Bu köşede yazmıştım.
Konuyu tekrar ele alıyorum.
Iraklıların birçoğu bıçaksız sokağa çıkmıyor!
Bu bir iddia değil gerçek.
Iraklıların karıştığı kavgalarda yumruklar konuşmuyor!
Son sözü ceplerden çıkarılan bıçaklar söylüyor!
Medyada yer alan Iraklıların karıştığı kavga haberlerine göz attığınız zaman bu gerçek ortaya çıkıyor.
Suç aleti hep ”bıçak” oluyor!
İyi ki “silah” taşımıyorlar!
O zaman yandık demektir!
Polis gruplar halinde dolaşan Iraklılarda “üst-baş” araması yapsa, taşınması yasak olan bıçak/bıçakları ele geçirecek.
Bu yapılmadığı zaman o kadar rahat volta atıyorlar ki; sanırsınız ki bu memleket, bu şehir onların!
Daha önceki gün, Iraklılar arasında çıkan kavgayı ayırmak isteyen emekli bir uzman çavuş, çocuklarının gözleri önünde sırtından aldığı bıçak darbesi ile ağır yaralı olarak hastaneye kaldırılarak tedavi altına alındı.
Kavgaya karışan iki Iraklı da yaralananlar arasında yer aldı.
Bıçak taşıyan ve üç kişiyi yaralayan 14 yaşındaki Iraklı çocuk ilk ifadesinin ardından serbest bırakıldı.
Bu şehir bu kadar sahipsiz olmamalı.
Yapılan/yapılacak aramalarda üzerlerinde “bıçak” ele geçirilen Iraklılar sınır dışı edilmeli ki kalanlar anlamalı yaşadıkları şehirde rahat dursunlar.

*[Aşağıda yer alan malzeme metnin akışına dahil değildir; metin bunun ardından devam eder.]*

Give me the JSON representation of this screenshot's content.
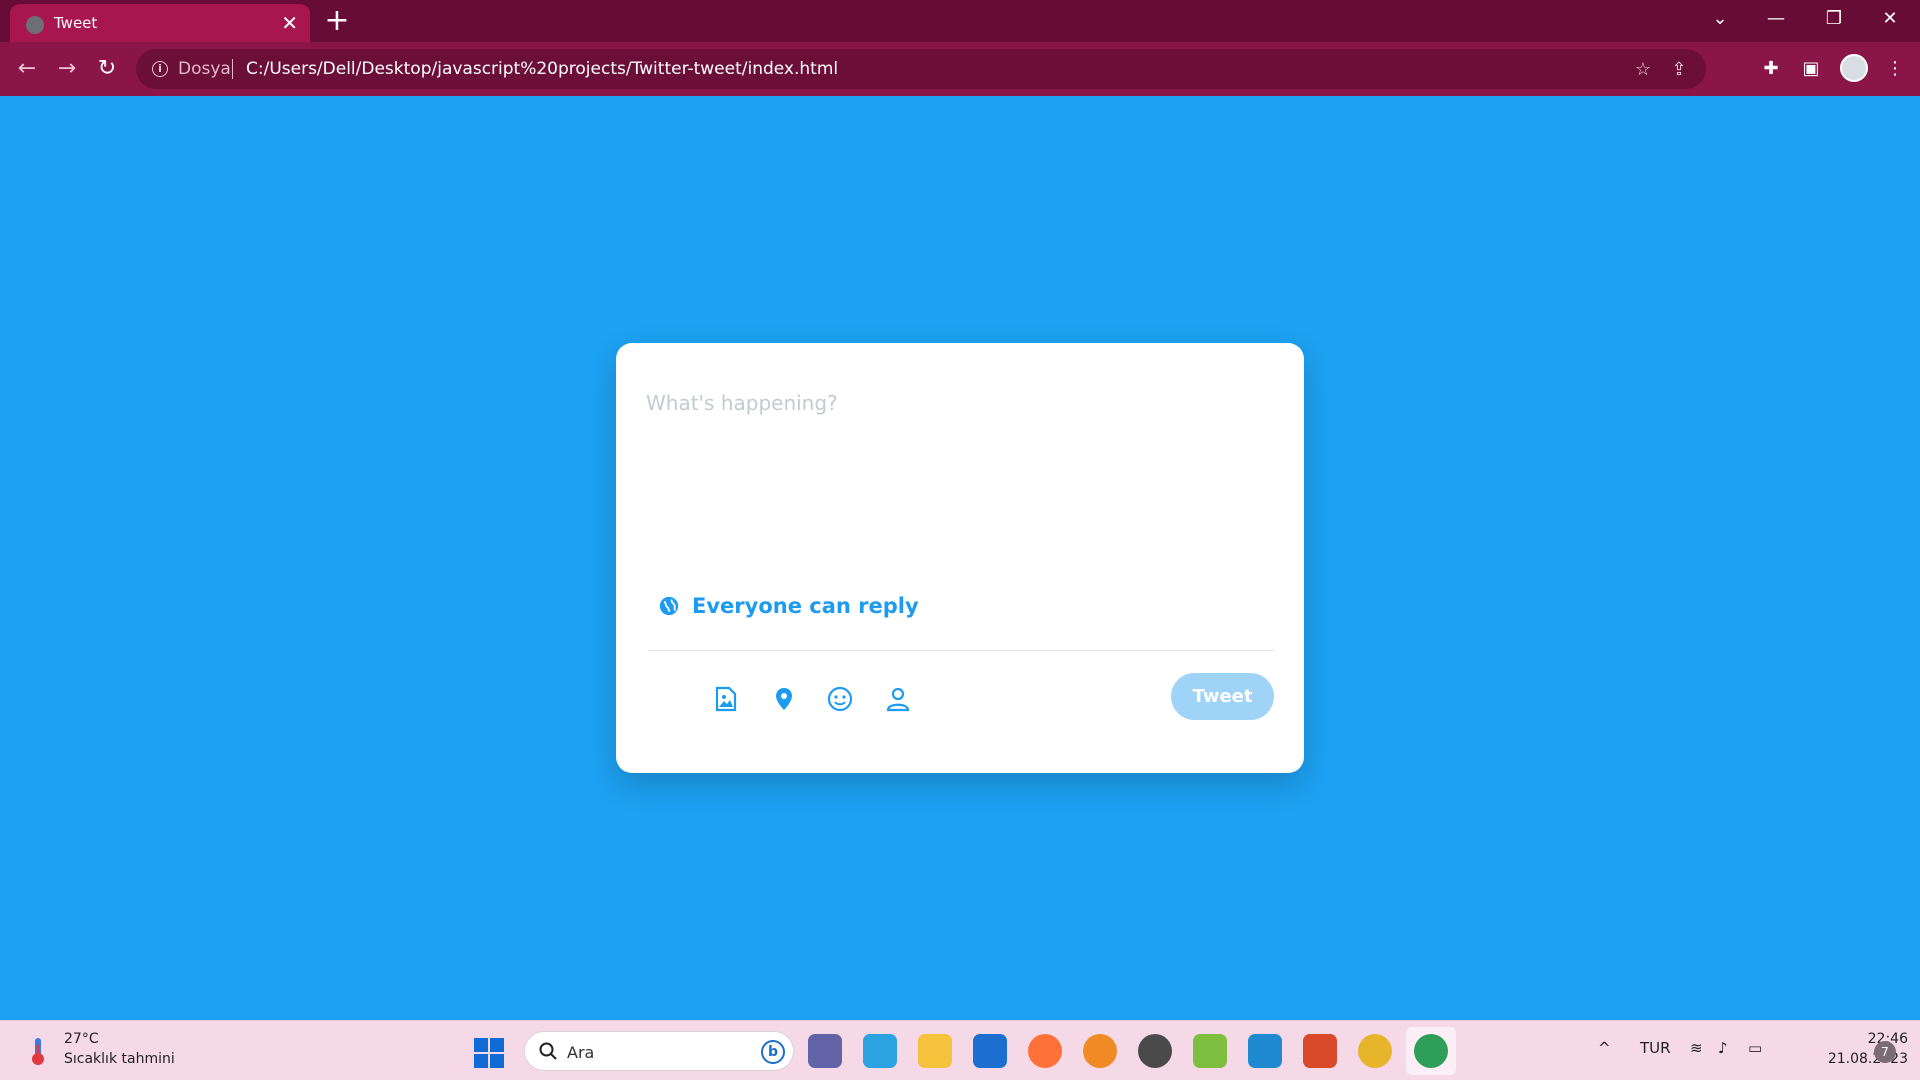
{
  "browser": {
    "tab_title": "Tweet",
    "tab_close": "✕",
    "new_tab": "+",
    "url_scheme_label": "Dosya",
    "url": "C:/Users/Dell/Desktop/javascript%20projects/Twitter-tweet/index.html"
  },
  "tweet": {
    "placeholder": "What's happening?",
    "reply_label": "Everyone can reply",
    "button_label": "Tweet",
    "accent_color": "#1d9bf0",
    "button_color": "#a0d3f8",
    "background_color": "#1da1f2"
  },
  "taskbar": {
    "weather_temp": "27°C",
    "weather_desc": "Sıcaklık tahmini",
    "search_label": "Ara",
    "language": "TUR",
    "time": "22:46",
    "date": "21.08.2023",
    "notification_count": "7"
  }
}
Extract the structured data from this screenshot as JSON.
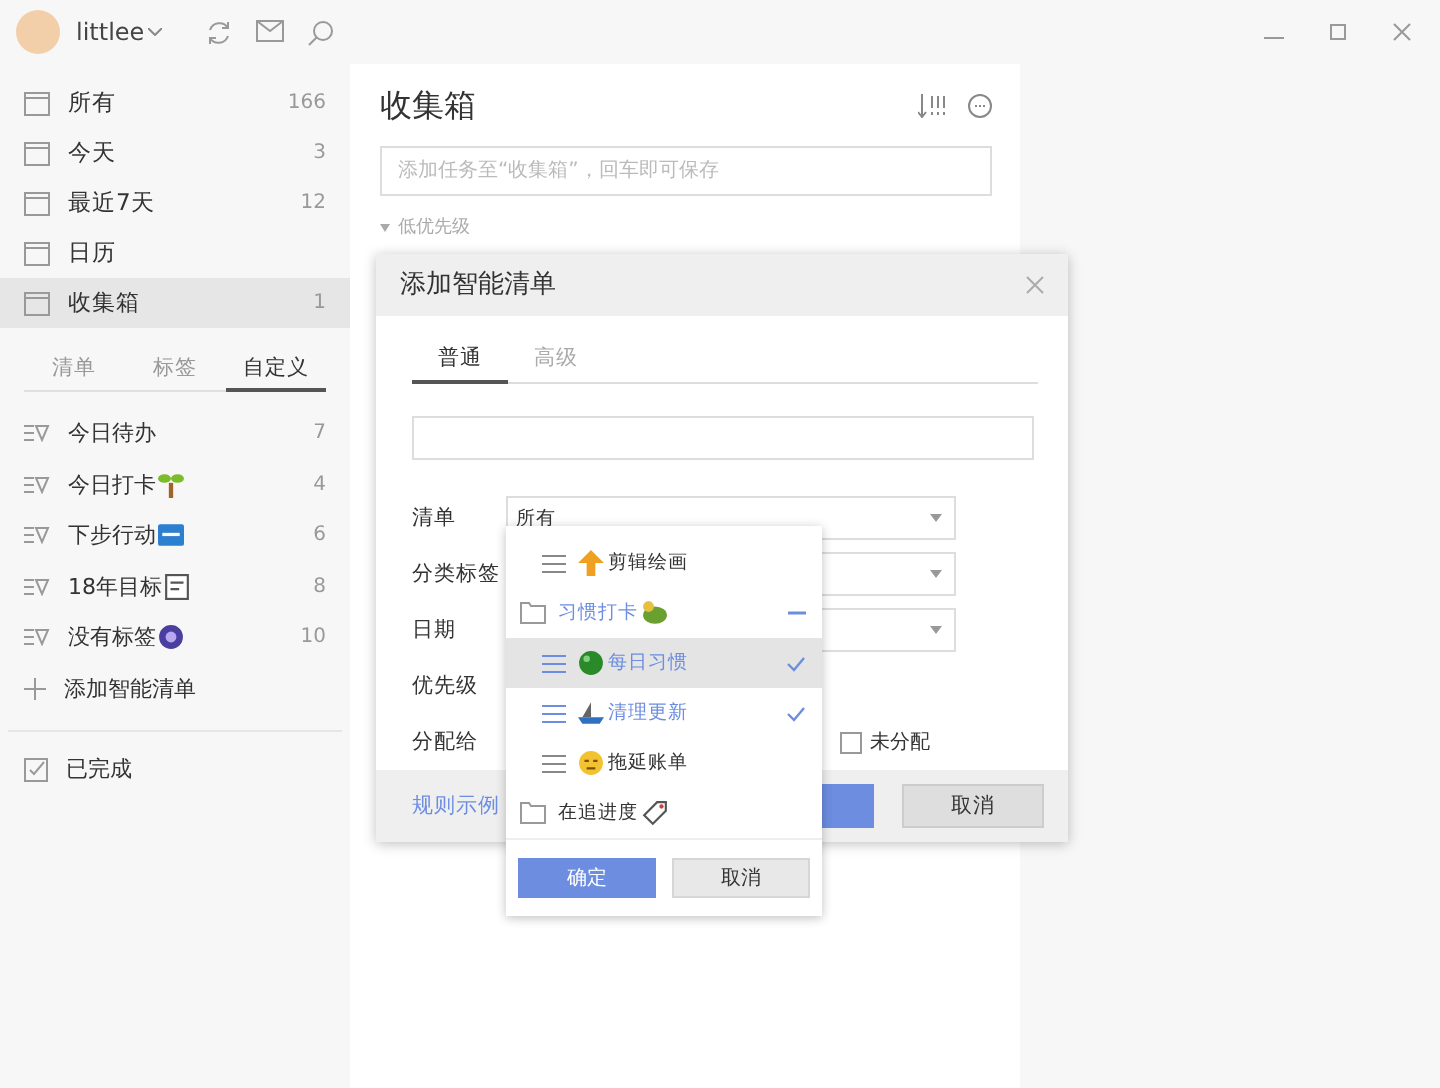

Hatta; kavgaya karışan Iraklılar için de aynı yaptırım uygulanmalı.
Bugünlerde İstiklal Caddesi (Çiftlik) trafiğe açılsın mı, açılmasın mı tartışması başladı.
Iraklılar olsun Suriyeliler olsun İstiklal Caddesi’ni ele geçirmişler, trafiğe açsan ne olur, açmasan ne olur!
Şehrin daha düne kadar en güzel yeri olan, insanların buluştuğu, kızlı erkekli tur attığı, alışveriş yaptığı, pastanelerde oturduğu mekan olarak bilinen İstiklal Caddesi’nin bulunduğu alanı ve çevresi askere gitmemek isteyen Iraklılar, Suriyeliler ele geçirilmiş bir durumdayken, vatandaşlar gündüz ve gece rahat dolaşamadıktan sonra, İstiklal Caddesi’ne trafiğe açılsa kime ne faydası olacak?